I believe, there is a continuous struggle between the state and the society (collective of 'individuals'). Society is an organic entity and dynamic in nature (humane) , while the state is an artificial (created/crafted/grafted) structure and static in nature (mechanic). Society grows in terms of ideas, values, as well as in terms of intellectual growth. So, it does changes and keeps on developing. But, the state doesn't want to change (that is why Gandhi described the British Parliament as prostitute and sterile in Hind Swaraj).

Here, the issue of 'control' is crucial. The state wants to control the society and doesn't allow any change. It tries to control minds of individuals through education system, media, etc. At the same time, the society wants to control, reform and/or change the state according to its aspirations.

Hence, the state sometimes get reformed by the society and sometimes the aspirations of society get repressed and subjugated by the state.

I see this dialectic relationship keeps on going. At present time as well we can see such conflicts happening in many states.

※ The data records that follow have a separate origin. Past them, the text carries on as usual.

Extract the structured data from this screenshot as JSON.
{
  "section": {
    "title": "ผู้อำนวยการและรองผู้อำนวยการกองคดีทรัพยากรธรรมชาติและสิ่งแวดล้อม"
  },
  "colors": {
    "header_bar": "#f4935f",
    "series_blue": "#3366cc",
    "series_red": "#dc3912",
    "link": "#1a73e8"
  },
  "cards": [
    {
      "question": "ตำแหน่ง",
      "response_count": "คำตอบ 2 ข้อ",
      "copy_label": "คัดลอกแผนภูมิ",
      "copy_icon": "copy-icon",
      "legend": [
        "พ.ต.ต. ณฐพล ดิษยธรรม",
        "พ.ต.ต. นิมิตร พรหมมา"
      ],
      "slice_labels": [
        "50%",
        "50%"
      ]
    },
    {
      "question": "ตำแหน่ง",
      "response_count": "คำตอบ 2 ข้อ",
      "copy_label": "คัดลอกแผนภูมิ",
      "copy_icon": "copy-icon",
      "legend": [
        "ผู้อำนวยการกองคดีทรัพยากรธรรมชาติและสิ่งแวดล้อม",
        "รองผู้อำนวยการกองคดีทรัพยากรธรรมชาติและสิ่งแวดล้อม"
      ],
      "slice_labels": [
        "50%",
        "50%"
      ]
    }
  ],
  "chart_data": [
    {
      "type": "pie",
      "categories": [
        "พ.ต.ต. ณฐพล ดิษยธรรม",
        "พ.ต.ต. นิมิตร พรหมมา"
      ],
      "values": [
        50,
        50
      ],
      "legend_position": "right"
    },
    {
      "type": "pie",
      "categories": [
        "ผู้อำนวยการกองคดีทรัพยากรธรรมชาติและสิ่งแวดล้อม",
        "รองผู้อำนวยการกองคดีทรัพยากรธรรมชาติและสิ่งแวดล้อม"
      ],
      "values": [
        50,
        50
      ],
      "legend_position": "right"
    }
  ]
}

What important for us (as Gandhian activists) is to stand with the society (and guide it towards a positive direction), and not with the state, since the society is dynamic in nature while the state is static.

The question of what is anarchy and what not, doesn't bother me a lot. Because if the society is sentient, it'll take care of the state and in the self-disciplined society, the role of state will be minimal.

regards,

amit

This discussion is very important for we Gandhian activists, scholars. In this context, we should be able to differentiate society, democracy, state and the spiritual self.

One has to be spiritual to reclaim the latent power within oneself.